The apartment block caught fire and search efforts were under way to find any people trapped under the rubble. Other fragments of drones crashed in different districts, damaging cars and other objects.

The latest attacks follow the heaviest drone bombardment by the Kremlin in months over the weekend.

Russia launched its full-scale war on Ukraine some 15 months ago. In recent weeks, there has also been an increase in shelling and drone attacks in Russian regions, with Moscow apparently also a target.

Moscow Mayor Sergei Sobyanin on Tuesday said that that two people had been injured and some buildings had been slightly damaged as the capital was targeted by several drones.

No one was “seriously injured,” Moscow Mayor Sobyanin wrote on Telegram. Residents were taken to safety and security forces were deployed, he said.

The governor of the Moscow region, Andrei Vorobyov, said air defences had been active and that several drones had been “shot down on approach to Moscow.”

Russian Defence Minister Sergei Shoigu spoke of a “terrorist attack” on civilian facilities.

The Russian Defence Ministry blamed Kiev for what it called an “act of terrorism with unmanned aerial vehicles.”

The ministry said eight drones were used and that all had been destroyed. Three were diverted from their original flight path and the remaining five were shot down by Russian air defences, according to the ministry.

However, images shared in social media suggested a greater number of drones. Some photos showed columns of smoke in the sky and above a field.

“It is absolutely clear that these are responses by the Kiev regime to our rather effective strikes against one of the decision-making centres,” Kremlin spokesman Dmitry Peskov said, according to the Interfax news agency.

He was referring to an attack by the Russian military on Sunday, but did not give more specific details. The Russian ministry has not reported the destruction of high-level command structures in Kiev in recent days, however.

Peskov also used the incident to again justify the war – described in Russia as a “special military operation” – on Ukraine.

Ukraine denied involvement in the attack and responded with derision.

“Of course, we are not directly involved,” Mykhailo Podolyak, an adviser to the Ukrainian presidential office told a breakfast radio show.

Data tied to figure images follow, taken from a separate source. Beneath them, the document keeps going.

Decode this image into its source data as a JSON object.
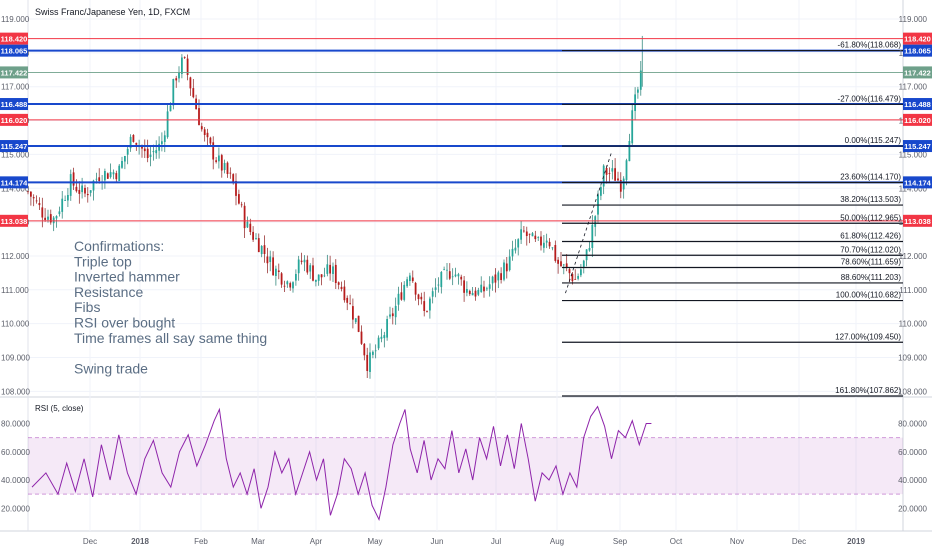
{
  "chart_data": {
    "type": "candlestick",
    "title": "Swiss Franc/Japanese Yen, 1D, FXCM",
    "x_axis": {
      "labels": [
        "Dec",
        "2018",
        "Feb",
        "Mar",
        "Apr",
        "May",
        "Jun",
        "Jul",
        "Aug",
        "Sep",
        "Oct",
        "Nov",
        "Dec",
        "2019"
      ]
    },
    "price_axis": {
      "ylim": [
        108.0,
        119.0
      ],
      "ticks": [
        "119.000",
        "118.000",
        "117.000",
        "116.000",
        "115.000",
        "114.000",
        "113.000",
        "112.000",
        "111.000",
        "110.000",
        "109.000",
        "108.000"
      ]
    },
    "price_path": [
      [
        "2017-11-17",
        113.9
      ],
      [
        "2017-11-24",
        113.3
      ],
      [
        "2017-11-30",
        113.1
      ],
      [
        "2017-12-08",
        114.2
      ],
      [
        "2017-12-15",
        113.8
      ],
      [
        "2017-12-22",
        114.4
      ],
      [
        "2018-01-01",
        114.5
      ],
      [
        "2018-01-08",
        115.6
      ],
      [
        "2018-01-15",
        114.9
      ],
      [
        "2018-01-22",
        115.3
      ],
      [
        "2018-01-29",
        117.3
      ],
      [
        "2018-02-02",
        117.8
      ],
      [
        "2018-02-06",
        116.9
      ],
      [
        "2018-02-12",
        115.5
      ],
      [
        "2018-02-19",
        114.8
      ],
      [
        "2018-02-26",
        114.2
      ],
      [
        "2018-03-05",
        112.9
      ],
      [
        "2018-03-12",
        112.3
      ],
      [
        "2018-03-19",
        111.6
      ],
      [
        "2018-03-26",
        111.2
      ],
      [
        "2018-04-02",
        111.9
      ],
      [
        "2018-04-09",
        111.3
      ],
      [
        "2018-04-16",
        111.6
      ],
      [
        "2018-04-23",
        110.9
      ],
      [
        "2018-04-30",
        109.8
      ],
      [
        "2018-05-04",
        108.8
      ],
      [
        "2018-05-10",
        109.4
      ],
      [
        "2018-05-18",
        110.5
      ],
      [
        "2018-05-25",
        111.6
      ],
      [
        "2018-06-01",
        110.3
      ],
      [
        "2018-06-08",
        111.2
      ],
      [
        "2018-06-15",
        111.6
      ],
      [
        "2018-06-22",
        111.0
      ],
      [
        "2018-06-29",
        110.9
      ],
      [
        "2018-07-06",
        111.3
      ],
      [
        "2018-07-13",
        111.8
      ],
      [
        "2018-07-20",
        112.7
      ],
      [
        "2018-07-27",
        112.3
      ],
      [
        "2018-08-01",
        112.6
      ],
      [
        "2018-08-06",
        111.8
      ],
      [
        "2018-08-10",
        111.6
      ],
      [
        "2018-08-15",
        111.3
      ],
      [
        "2018-08-20",
        111.9
      ],
      [
        "2018-08-24",
        113.0
      ],
      [
        "2018-08-29",
        114.5
      ],
      [
        "2018-09-03",
        114.4
      ],
      [
        "2018-09-07",
        114.1
      ],
      [
        "2018-09-11",
        115.8
      ],
      [
        "2018-09-14",
        116.7
      ],
      [
        "2018-09-17",
        117.4
      ]
    ],
    "horizontal_levels": [
      {
        "label": "118.420",
        "value": 118.42,
        "color": "#f23645"
      },
      {
        "label": "118.065",
        "value": 118.065,
        "color": "#1848cc"
      },
      {
        "label": "117.422",
        "value": 117.422,
        "color": "#6ea08a"
      },
      {
        "label": "116.488",
        "value": 116.488,
        "color": "#1848cc"
      },
      {
        "label": "116.020",
        "value": 116.02,
        "color": "#f23645"
      },
      {
        "label": "115.247",
        "value": 115.247,
        "color": "#1848cc"
      },
      {
        "label": "114.174",
        "value": 114.174,
        "color": "#1848cc"
      },
      {
        "label": "113.038",
        "value": 113.038,
        "color": "#f23645"
      }
    ],
    "fib_levels": [
      {
        "label": "-61.80%(118.068)",
        "value": 118.068
      },
      {
        "label": "-27.00%(116.479)",
        "value": 116.479
      },
      {
        "label": "0.00%(115.247)",
        "value": 115.247
      },
      {
        "label": "23.60%(114.170)",
        "value": 114.17
      },
      {
        "label": "38.20%(113.503)",
        "value": 113.503
      },
      {
        "label": "50.00%(112.965)",
        "value": 112.965
      },
      {
        "label": "61.80%(112.426)",
        "value": 112.426
      },
      {
        "label": "70.70%(112.020)",
        "value": 112.02
      },
      {
        "label": "78.60%(111.659)",
        "value": 111.659
      },
      {
        "label": "88.60%(111.203)",
        "value": 111.203
      },
      {
        "label": "100.00%(110.682)",
        "value": 110.682
      },
      {
        "label": "127.00%(109.450)",
        "value": 109.45
      },
      {
        "label": "161.80%(107.862)",
        "value": 107.862
      }
    ],
    "annotations": [
      "Confirmations:",
      "Triple top",
      "Inverted hammer",
      "Resistance",
      "Fibs",
      "RSI over bought",
      "Time frames all say same thing",
      "",
      "Swing trade"
    ],
    "rsi": {
      "label": "RSI (5, close)",
      "ylim": [
        10,
        95
      ],
      "band": [
        30,
        70
      ],
      "ticks": [
        "80.0000",
        "60.0000",
        "40.0000",
        "20.0000"
      ],
      "values": [
        [
          0,
          35
        ],
        [
          8,
          45
        ],
        [
          15,
          30
        ],
        [
          20,
          52
        ],
        [
          25,
          32
        ],
        [
          30,
          55
        ],
        [
          35,
          28
        ],
        [
          40,
          65
        ],
        [
          45,
          40
        ],
        [
          50,
          72
        ],
        [
          55,
          45
        ],
        [
          60,
          30
        ],
        [
          65,
          55
        ],
        [
          70,
          68
        ],
        [
          75,
          45
        ],
        [
          80,
          35
        ],
        [
          85,
          60
        ],
        [
          90,
          72
        ],
        [
          95,
          50
        ],
        [
          100,
          65
        ],
        [
          105,
          82
        ],
        [
          108,
          90
        ],
        [
          112,
          55
        ],
        [
          116,
          35
        ],
        [
          120,
          45
        ],
        [
          124,
          30
        ],
        [
          128,
          48
        ],
        [
          132,
          20
        ],
        [
          136,
          35
        ],
        [
          140,
          60
        ],
        [
          144,
          45
        ],
        [
          148,
          55
        ],
        [
          152,
          30
        ],
        [
          156,
          45
        ],
        [
          160,
          60
        ],
        [
          164,
          40
        ],
        [
          168,
          55
        ],
        [
          172,
          15
        ],
        [
          176,
          30
        ],
        [
          180,
          55
        ],
        [
          184,
          48
        ],
        [
          188,
          30
        ],
        [
          192,
          45
        ],
        [
          196,
          22
        ],
        [
          200,
          12
        ],
        [
          204,
          35
        ],
        [
          208,
          65
        ],
        [
          212,
          80
        ],
        [
          215,
          90
        ],
        [
          218,
          62
        ],
        [
          222,
          45
        ],
        [
          226,
          68
        ],
        [
          230,
          40
        ],
        [
          234,
          55
        ],
        [
          238,
          48
        ],
        [
          242,
          75
        ],
        [
          246,
          45
        ],
        [
          250,
          62
        ],
        [
          254,
          40
        ],
        [
          258,
          70
        ],
        [
          262,
          55
        ],
        [
          266,
          78
        ],
        [
          270,
          50
        ],
        [
          274,
          72
        ],
        [
          278,
          48
        ],
        [
          282,
          80
        ],
        [
          286,
          55
        ],
        [
          290,
          25
        ],
        [
          294,
          45
        ],
        [
          298,
          40
        ],
        [
          302,
          50
        ],
        [
          306,
          30
        ],
        [
          310,
          45
        ],
        [
          314,
          35
        ],
        [
          318,
          70
        ],
        [
          322,
          85
        ],
        [
          326,
          92
        ],
        [
          330,
          78
        ],
        [
          334,
          55
        ],
        [
          338,
          75
        ],
        [
          342,
          70
        ],
        [
          346,
          82
        ],
        [
          350,
          65
        ],
        [
          354,
          80
        ],
        [
          357,
          80
        ]
      ]
    }
  }
}
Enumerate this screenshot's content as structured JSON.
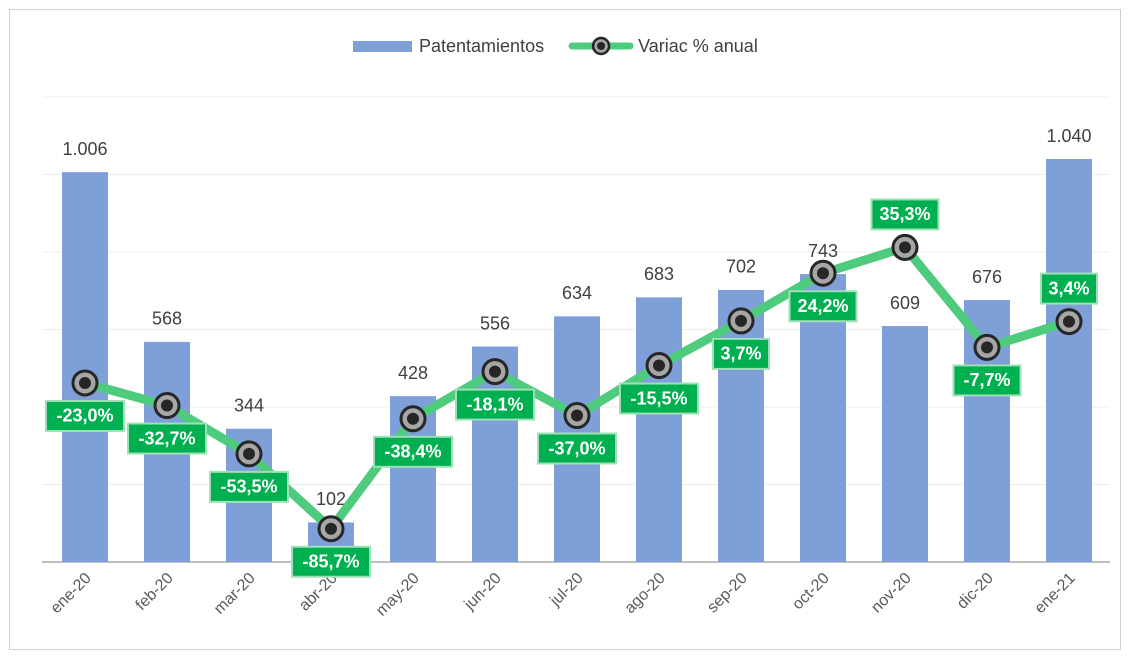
{
  "chart_data": {
    "type": "bar+line",
    "categories": [
      "ene-20",
      "feb-20",
      "mar-20",
      "abr-20",
      "may-20",
      "jun-20",
      "jul-20",
      "ago-20",
      "sep-20",
      "oct-20",
      "nov-20",
      "dic-20",
      "ene-21"
    ],
    "series": [
      {
        "name": "Patentamientos",
        "type": "bar",
        "color": "#7f9fd9",
        "values": [
          1006,
          568,
          344,
          102,
          428,
          556,
          634,
          683,
          702,
          743,
          609,
          676,
          1040
        ],
        "value_labels": [
          "1.006",
          "568",
          "344",
          "102",
          "428",
          "556",
          "634",
          "683",
          "702",
          "743",
          "609",
          "676",
          "1.040"
        ]
      },
      {
        "name": "Variac % anual",
        "type": "line",
        "axis": "y2",
        "color": "#4fcb7e",
        "values": [
          -23.0,
          -32.7,
          -53.5,
          -85.7,
          -38.4,
          -18.1,
          -37.0,
          -15.5,
          3.7,
          24.2,
          35.3,
          -7.7,
          3.4
        ],
        "value_labels": [
          "-23,0%",
          "-32,7%",
          "-53,5%",
          "-85,7%",
          "-38,4%",
          "-18,1%",
          "-37,0%",
          "-15,5%",
          "3,7%",
          "24,2%",
          "35,3%",
          "-7,7%",
          "3,4%"
        ]
      }
    ],
    "ylim": [
      0,
      1200
    ],
    "yticks": [
      0,
      200,
      400,
      600,
      800,
      1000,
      1200
    ],
    "y2lim": [
      -100,
      100
    ],
    "grid": true,
    "legend": "top"
  }
}
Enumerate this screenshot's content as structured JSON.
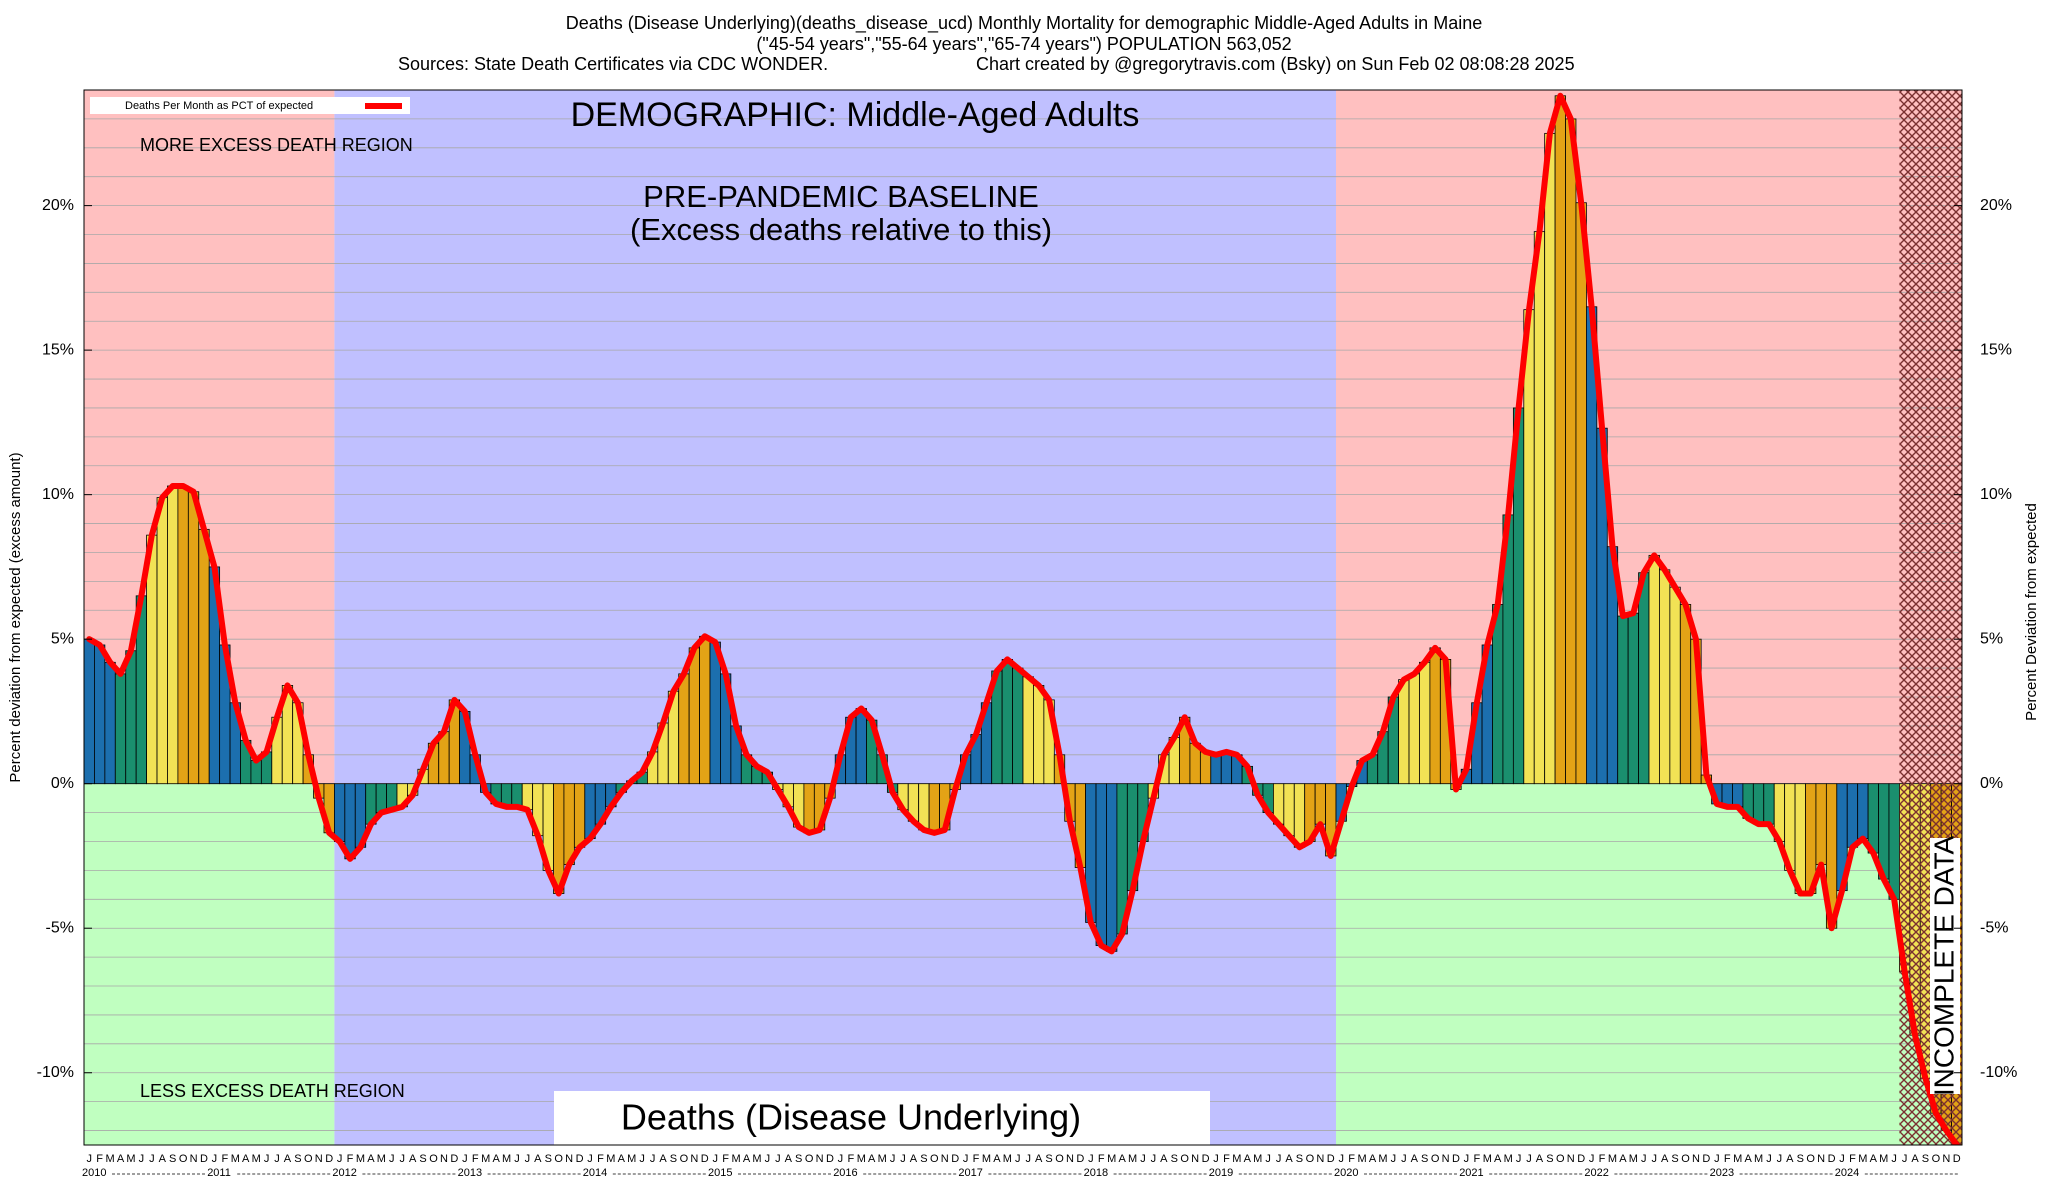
{
  "chart_data": {
    "type": "bar",
    "title": "Deaths (Disease Underlying)(deaths_disease_ucd) Monthly Mortality for demographic Middle-Aged Adults in Maine",
    "subtitle": "(\"45-54 years\",\"55-64 years\",\"65-74 years\") POPULATION 563,052",
    "source": "Sources: State Death Certificates via CDC WONDER.",
    "credit": "Chart created by @gregorytravis.com (Bsky) on Sun Feb 02 08:08:28 2025",
    "ylabel": "Percent deviation from expected (excess amount)",
    "y2label": "Percent Deviation from expected",
    "annotations": {
      "demographic": "DEMOGRAPHIC: Middle-Aged Adults",
      "more": "MORE EXCESS DEATH REGION",
      "less": "LESS EXCESS DEATH REGION",
      "baseline1": "PRE-PANDEMIC BASELINE",
      "baseline2": "(Excess deaths relative to this)",
      "incomplete": "INCOMPLETE DATA",
      "footer": "Deaths (Disease Underlying)"
    },
    "categories": [
      "J",
      "F",
      "M",
      "A",
      "M",
      "J",
      "J",
      "A",
      "S",
      "O",
      "N",
      "D",
      "J",
      "F",
      "M",
      "A",
      "M",
      "J",
      "J",
      "A",
      "S",
      "O",
      "N",
      "D",
      "J",
      "F",
      "M",
      "A",
      "M",
      "J",
      "J",
      "A",
      "S",
      "O",
      "N",
      "D",
      "J",
      "F",
      "M",
      "A",
      "M",
      "J",
      "J",
      "A",
      "S",
      "O",
      "N",
      "D",
      "J",
      "F",
      "M",
      "A",
      "M",
      "J",
      "J",
      "A",
      "S",
      "O",
      "N",
      "D",
      "J",
      "F",
      "M",
      "A",
      "M",
      "J",
      "J",
      "A",
      "S",
      "O",
      "N",
      "D",
      "J",
      "F",
      "M",
      "A",
      "M",
      "J",
      "J",
      "A",
      "S",
      "O",
      "N",
      "D",
      "J",
      "F",
      "M",
      "A",
      "M",
      "J",
      "J",
      "A",
      "S",
      "O",
      "N",
      "D",
      "J",
      "F",
      "M",
      "A",
      "M",
      "J",
      "J",
      "A",
      "S",
      "O",
      "N",
      "D",
      "J",
      "F",
      "M",
      "A",
      "M",
      "J",
      "J",
      "A",
      "S",
      "O",
      "N",
      "D",
      "J",
      "F",
      "M",
      "A",
      "M",
      "J",
      "J",
      "A",
      "S",
      "O",
      "N",
      "D",
      "J",
      "F",
      "M",
      "A",
      "M",
      "J",
      "J",
      "A",
      "S",
      "O",
      "N",
      "D",
      "J",
      "F",
      "M",
      "A",
      "M",
      "J",
      "J",
      "A",
      "S",
      "O",
      "N",
      "D",
      "J",
      "F",
      "M",
      "A",
      "M",
      "J",
      "J",
      "A",
      "S",
      "O",
      "N",
      "D",
      "J",
      "F",
      "M",
      "A",
      "M",
      "J",
      "J",
      "A",
      "S",
      "O",
      "N",
      "D"
    ],
    "years": [
      "2010",
      "2011",
      "2012",
      "2013",
      "2014",
      "2015",
      "2016",
      "2017",
      "2018",
      "2019",
      "2020",
      "2021",
      "2022",
      "2023",
      "2024"
    ],
    "series": [
      {
        "name": "Deaths Per Month as PCT of expected",
        "color": "#ff0000",
        "values": [
          5.0,
          4.8,
          4.2,
          3.8,
          4.6,
          6.5,
          8.6,
          9.9,
          10.3,
          10.3,
          10.1,
          8.8,
          7.5,
          4.8,
          2.8,
          1.5,
          0.8,
          1.1,
          2.3,
          3.4,
          2.8,
          1.0,
          -0.5,
          -1.7,
          -2.0,
          -2.6,
          -2.2,
          -1.4,
          -1.0,
          -0.9,
          -0.8,
          -0.4,
          0.5,
          1.4,
          1.8,
          2.9,
          2.5,
          1.0,
          -0.3,
          -0.7,
          -0.8,
          -0.8,
          -0.9,
          -1.8,
          -3.0,
          -3.8,
          -2.8,
          -2.2,
          -1.9,
          -1.4,
          -0.8,
          -0.3,
          0.1,
          0.4,
          1.1,
          2.1,
          3.2,
          3.8,
          4.7,
          5.1,
          4.9,
          3.8,
          2.0,
          1.0,
          0.6,
          0.4,
          -0.2,
          -0.8,
          -1.5,
          -1.7,
          -1.6,
          -0.5,
          1.0,
          2.3,
          2.6,
          2.2,
          1.0,
          -0.3,
          -0.9,
          -1.3,
          -1.6,
          -1.7,
          -1.6,
          -0.2,
          1.0,
          1.7,
          2.8,
          3.9,
          4.3,
          4.0,
          3.7,
          3.4,
          2.9,
          1.0,
          -1.3,
          -2.9,
          -4.8,
          -5.6,
          -5.8,
          -5.2,
          -3.7,
          -2.0,
          -0.5,
          1.0,
          1.6,
          2.3,
          1.4,
          1.1,
          1.0,
          1.1,
          1.0,
          0.6,
          -0.4,
          -1.0,
          -1.4,
          -1.8,
          -2.2,
          -2.0,
          -1.4,
          -2.5,
          -1.3,
          -0.1,
          0.8,
          1.0,
          1.8,
          3.0,
          3.6,
          3.8,
          4.2,
          4.7,
          4.3,
          -0.2,
          0.5,
          2.8,
          4.8,
          6.2,
          9.3,
          13.0,
          16.4,
          19.1,
          22.5,
          23.8,
          23.0,
          20.1,
          16.5,
          12.3,
          8.2,
          5.8,
          5.9,
          7.3,
          7.9,
          7.4,
          6.8,
          6.2,
          5.0,
          0.3,
          -0.7,
          -0.8,
          -0.8,
          -1.2,
          -1.4,
          -1.4,
          -2.0,
          -3.0,
          -3.8,
          -3.8,
          -2.8,
          -5.0,
          -3.7,
          -2.2,
          -1.9,
          -2.4,
          -3.3,
          -4.0,
          -6.5,
          -8.7,
          -10.2,
          -11.4,
          -12.0,
          -12.5
        ]
      }
    ],
    "quarter_colors": [
      "#1c6fae",
      "#1a8f6e",
      "#f2e255",
      "#e3a316"
    ],
    "region_colors": {
      "above": "#ffc0c0",
      "below": "#c0ffc0",
      "baseline": "#c0c0ff",
      "hatch": "#7a3030"
    },
    "baseline_months": [
      24,
      120
    ],
    "incomplete_from": 174,
    "ylim": [
      -12.5,
      24
    ],
    "yticks": [
      {
        "value": -10,
        "label": "-10%"
      },
      {
        "value": -5,
        "label": "-5%"
      },
      {
        "value": 0,
        "label": "0%"
      },
      {
        "value": 5,
        "label": "5%"
      },
      {
        "value": 10,
        "label": "10%"
      },
      {
        "value": 15,
        "label": "15%"
      },
      {
        "value": 20,
        "label": "20%"
      }
    ],
    "yminor": [
      -12,
      -11,
      -10,
      -9,
      -8,
      -7,
      -6,
      -5,
      -4,
      -3,
      -2,
      -1,
      0,
      1,
      2,
      3,
      4,
      5,
      6,
      7,
      8,
      9,
      10,
      11,
      12,
      13,
      14,
      15,
      16,
      17,
      18,
      19,
      20,
      21,
      22,
      23
    ],
    "grid": true
  }
}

Podolyak also forecast that the number of attacks on Russian territory would probably continue to increase. “All the people who believe … that they can destroy another sovereign state with absolute impunity have not yet understood after 15 months that they cannot repeat 2014,” he said, referring to the year that Moscow annexed the Ukrainian peninsula of Crimea.

The latest incident comes after other recent drone attacks in Russia, mostly close to Russia’s border with Ukraine.

British Foreign Secretary James Cleverly said Ukraine had the right to attack targets on Russian territory for the purpose of self-defence.

“Ukraine does have the legitimate right to defend itself. It has the legitimate right to do so within its own borders, of course, but it does also have the right to project force beyond its borders to undermine Russia’s ability to project force into Ukraine itself,” said Cleverly.

“So legitimate military targets beyond its own border are part of Ukraine’s self-defence. And we should recognise that,” he told the press alongside his Estonian counterpart Margus Tsahkna in Estonia’s capital Tallinn.

But Cleverly refused to comment on the incidents in Moscow, saying he was not going to speculate on the latest strikes.

The US government meanwhile said it does not support attacks “inside of Russia” amid reports of Moscow being targeted.

“We do not support attacks inside of Russia, we have been very clear about that. We have been focused on providing Ukraine… with the equipment and training they need to retake their own sovereign territory,” White House press secretary Karine Jean-Pierre said during a briefing in Washington on Tuesday.

Jean-Pierre said that Washington was still looking into what happened, but reiterated Washington’s position.

“We do not support the use of US-made equipment being used for attacks inside of Russia, we’ve been very clear about that…we have been clear not just publicly, but privately clearly with the Ukrainians,” she told journalists.